Other stackable cards systems

    PC/104 Bus

    PC/104 is a small PC motherboard form factor used for industrial and embedded PC applications. PC/104 conmputer consists of motherboard and extension cards stacked on top of it to PC/104 bus.

    The PC/104 bus is an adaptation of the ISA bus for embedded computing use. It uses the same signals as ISA, but uses a smaller connector and cards that are stackable, which eliminates the need for a backplane. The name PC/104 comes from the fact that the bus was invented for the PC, and has 104 pins. This means that PC/104 bus is electrically same as ISA bus, but just uses different connector.

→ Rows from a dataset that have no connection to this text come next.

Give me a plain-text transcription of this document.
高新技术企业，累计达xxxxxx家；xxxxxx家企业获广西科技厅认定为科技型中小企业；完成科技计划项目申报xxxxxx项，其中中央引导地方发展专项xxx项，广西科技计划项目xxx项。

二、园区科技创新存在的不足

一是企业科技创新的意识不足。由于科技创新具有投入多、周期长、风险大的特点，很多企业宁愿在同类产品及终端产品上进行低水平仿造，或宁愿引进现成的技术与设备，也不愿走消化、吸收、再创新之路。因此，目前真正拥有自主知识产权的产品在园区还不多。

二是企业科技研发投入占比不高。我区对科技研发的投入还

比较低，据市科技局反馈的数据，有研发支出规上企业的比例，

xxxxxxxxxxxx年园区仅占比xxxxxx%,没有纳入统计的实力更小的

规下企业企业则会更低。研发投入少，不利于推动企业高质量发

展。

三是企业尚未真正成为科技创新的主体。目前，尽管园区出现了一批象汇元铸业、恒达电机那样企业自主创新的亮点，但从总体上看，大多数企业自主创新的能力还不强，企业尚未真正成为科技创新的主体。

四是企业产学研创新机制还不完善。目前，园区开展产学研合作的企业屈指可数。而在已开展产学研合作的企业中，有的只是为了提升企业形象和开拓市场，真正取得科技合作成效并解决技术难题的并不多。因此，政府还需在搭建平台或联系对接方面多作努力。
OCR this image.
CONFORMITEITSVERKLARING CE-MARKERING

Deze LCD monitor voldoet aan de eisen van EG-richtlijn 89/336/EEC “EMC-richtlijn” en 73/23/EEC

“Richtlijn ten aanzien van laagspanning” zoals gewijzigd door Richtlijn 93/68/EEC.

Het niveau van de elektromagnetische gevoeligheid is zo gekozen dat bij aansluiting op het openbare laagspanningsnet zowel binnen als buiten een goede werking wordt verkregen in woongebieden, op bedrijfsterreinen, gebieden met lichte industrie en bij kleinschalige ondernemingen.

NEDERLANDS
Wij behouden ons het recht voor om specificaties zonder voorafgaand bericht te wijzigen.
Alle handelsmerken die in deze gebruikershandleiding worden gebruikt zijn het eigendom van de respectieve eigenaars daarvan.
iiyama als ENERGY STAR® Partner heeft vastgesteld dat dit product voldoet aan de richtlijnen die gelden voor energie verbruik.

    PC/104 is an embedded PC hardware system where the whole computer system is built by stacking postcard size PC motherboard and interface cards on top of each other. Original PC/104 standard supports ISA bus architechture for the cards. Newer PC/104+ standard has added PCI bus support for newer PC/104+ systems.

    Mini PCI

    Mini PCI (Peripheral Component Interconnect) expansion card technology provides a new industry standard for integrating communications devices into small form factor products, such as notebooks. 3Com, AMP, Compaq, Dell, Gateway, Hitachi, IBM, Micron, Mobility Electronics, and Toshiba founded a roundtable to put together a standard for a new notebook form factor. Their results were then turned over to the PCI Special Interest Group (PCI SIG) for evaluation and ratification. Mini PCI, the new form factor for communications peripherals in notebooks, offers several benefits over existing custom embedded solutions and PC cards.